Crystal might have provided Randy virtual Texas tours, money on his “jail book” (good for food and magazines), a sympathetic ear, and regular phone sex, but she wanted to do more. “I want to get you a ring,” she tells him during one call in late August 2010.
Randy tells her the gift might be against prison rules, then suggests she “call your friend” for permission. That person turns out to be the Polunsky Unit’s senior warden, Timothy Simmons.
Crystal has Simmons’ cell phone number. He answers it even when he’s in meetings. “There’s a bunch of calls to him,” says Dallas County First Assistant District Attorney Terri Moore. Crystal’s calls to the warden and Randy’s description of his time in Dallas put Moore’s office on alert to some possible security lapses surrounding Randy. They were appalled that a high-risk inmate and former escapee would be permitted to gab on the telephone for hours on end.

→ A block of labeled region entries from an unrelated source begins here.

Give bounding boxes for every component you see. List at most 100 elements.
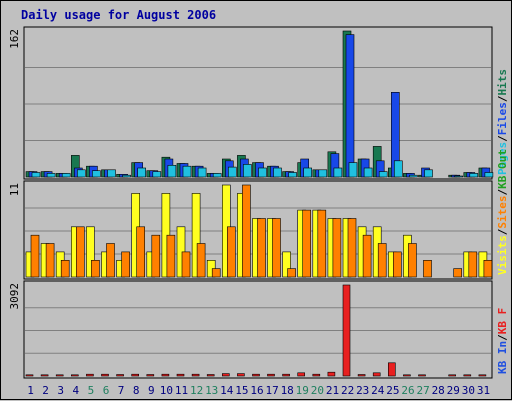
- bar-sites-day-27: [423, 259, 432, 278]
- bar-kb_f-day-26: [403, 374, 411, 377]
- legend-visits-item-1: /: [496, 228, 509, 235]
- legend-kbytes-item-0: KB In: [496, 341, 509, 374]
- bar-kb_f-day-1: [25, 374, 34, 377]
- bar-sites-day-12: [196, 243, 206, 278]
- bar-pages-day-21: [333, 167, 343, 178]
- legend-kbytes: KB In/KB F: [496, 308, 509, 374]
- bar-pages-day-16: [258, 167, 267, 178]
- bar-pages-day-13: [212, 173, 222, 178]
- bar-sites-day-19: [302, 209, 312, 278]
- bar-pages-day-9: [152, 171, 162, 178]
- x-tick-label-11: 11: [175, 384, 188, 397]
- x-tick-label-20: 20: [311, 384, 324, 397]
- bar-kb_f-day-22: [342, 284, 351, 377]
- bar-kb_f-day-31: [478, 374, 487, 377]
- bar-sites-day-8: [136, 226, 145, 278]
- bar-sites-day-24: [377, 243, 387, 278]
- x-axis: 1 2 3 4 5 6 7 8 9 10 11 12 13 14 15 16 17 18 19 20 21 22 23 24 2…: [27, 384, 490, 397]
- ymax-label-hits: 162: [8, 29, 21, 49]
- bar-kb_f-day-17: [267, 373, 275, 377]
- bar-pages-day-7: [122, 174, 131, 178]
- bar-kb_f-day-11: [176, 373, 185, 377]
- legend-hits-item-1: /: [496, 135, 509, 142]
- x-tick-label-27: 27: [416, 384, 429, 397]
- bar-pages-day-15: [243, 164, 252, 178]
- bar-pages-day-1: [31, 172, 41, 178]
- bar-sites-day-31: [483, 259, 493, 278]
- bar-pages-day-6: [107, 169, 116, 178]
- x-tick-label-22: 22: [341, 384, 354, 397]
- bar-kb_f-day-25: [387, 362, 396, 377]
- bar-sites-day-14: [227, 226, 236, 278]
- x-tick-label-25: 25: [386, 384, 399, 397]
- legend-hits-item-2: Files: [496, 102, 509, 135]
- bar-pages-day-20: [318, 169, 328, 178]
- bar-sites-day-3: [60, 259, 70, 278]
- x-tick-label-5: 5: [88, 384, 95, 397]
- legend-visits-item-2: Sites: [496, 196, 509, 229]
- bar-sites-day-11: [181, 251, 191, 278]
- bar-pages-day-18: [288, 172, 297, 178]
- legend-kbytes-item-1: /: [496, 334, 509, 341]
- bar-sites-day-1: [30, 234, 40, 278]
- bar-kb_f-day-23: [357, 374, 366, 377]
- bar-visits-day-18: [282, 251, 291, 278]
- bar-kb_f-day-2: [40, 374, 49, 377]
- bar-pages-day-27: [424, 169, 433, 178]
- x-tick-label-18: 18: [281, 384, 294, 397]
- x-tick-label-2: 2: [42, 384, 49, 397]
- x-tick-label-10: 10: [160, 384, 173, 397]
- x-tick-label-30: 30: [462, 384, 475, 397]
- bar-sites-day-6: [106, 243, 115, 278]
- x-tick-label-28: 28: [432, 384, 445, 397]
- bar-pages-day-29: [454, 175, 464, 178]
- x-tick-label-8: 8: [133, 384, 140, 397]
- legend-visits: Visits/Sites/KB Out: [496, 149, 509, 275]
- panel-visits: 11 Visits/Sites/KB Out: [8, 149, 509, 280]
- bar-kb_f-day-29: [448, 374, 457, 377]
- legend-hits-item-3: /: [496, 95, 509, 102]
- x-tick-label-14: 14: [220, 384, 234, 397]
- bar-sites-day-2: [45, 243, 55, 278]
- bar-pages-day-10: [167, 165, 177, 178]
- panel-kbytes-frame: [23, 280, 493, 379]
- bar-pages-day-19: [303, 167, 313, 178]
- bar-sites-day-16: [257, 218, 266, 278]
- x-tick-label-23: 23: [356, 384, 369, 397]
- bar-sites-day-18: [287, 268, 296, 278]
- x-tick-label-26: 26: [401, 384, 414, 397]
- bar-sites-day-7: [121, 251, 130, 278]
- ymax-label-visits: 11: [8, 183, 21, 196]
- bar-sites-day-30: [468, 251, 478, 278]
- bar-kb_f-day-10: [161, 373, 170, 377]
- x-tick-label-4: 4: [72, 384, 79, 397]
- panel-hits-frame: [23, 26, 493, 180]
- bar-kb_f-day-21: [327, 371, 336, 377]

“He’s very personable, and she’s pretty and she’s using all her skills,” Moore says. “The next thing you know, they just suck these people in, and they let go of all their security. They forget what he did when he escaped last time.”
The prosecutor’s concerns led to two bailiffs in state District Judge Rick Magnis’ court being reassigned while a review was made, and security was heightened at Randy’s third hearing in Dallas. Somehow, talk of security concerns gave some around the case—including Randy’s lawyers—the mistaken impression that he was, in fact, planning an escape.
At the second hearing, Bruce Anton, one of Randy’s appeals lawyers, took Crystal aside and told her their recorded phone calls, web journals, Facebook page, and everything else were making his job very difficult.
“You want me to stop loving him?” she asked Anton. She relayed the conversation to Randy that night on the phone. “He said, ‘You want to love him. You want him dead or you want him alive?’ ”
Prosecutors had used Randy’s words to poke holes in testimony at a 2008 appeals hearing. Randy wrote afterward that he needed to stop posting his journals out of respect for “those who are fighting for me.” But he started back up a year later.
Anton and Randy’s other defense lawyer, Gary Udashen, declined to talk about the case with their six-year-long appeal still pending in a Dallas court.
Moore, who has been a defense attorney as well as a prosecutor, says it’s frustrating for a lawyer to contend with the added variable of a defendant, or a wife, who might not realize all the ways their words can slip them up. “The attorney’s trying to save the guy’s life, and they’re just trying to have a life—for a short period of time.”
On October 6, in the middle of one of Crystal’s virtual phone trips to a fishing spot, guards told Randy to hang up the phone. They moved him to another cell, and then, under heavy security, the next morning they put him in a police car for the trip back to prison. “I noted a billion deputies around and a sniper gun trained on me,” he wrote in an early October journal entry. “We were driving so fast that I couldn’t take the scenery in like on the trip to Dallas.”
Within two months, Randy and Crystal took down that journal entry along with years of material, their wedding photos, and various other content from randyhalprin.com.
But Randy didn’t take the site down. He returned there this spring with a new cause. It’s an online petition to give phone privileges to the 315 prisoners currently held under death sentences in Texas. The first signature came from Crystal, who wrote, “These men on death row are humans and are loved.”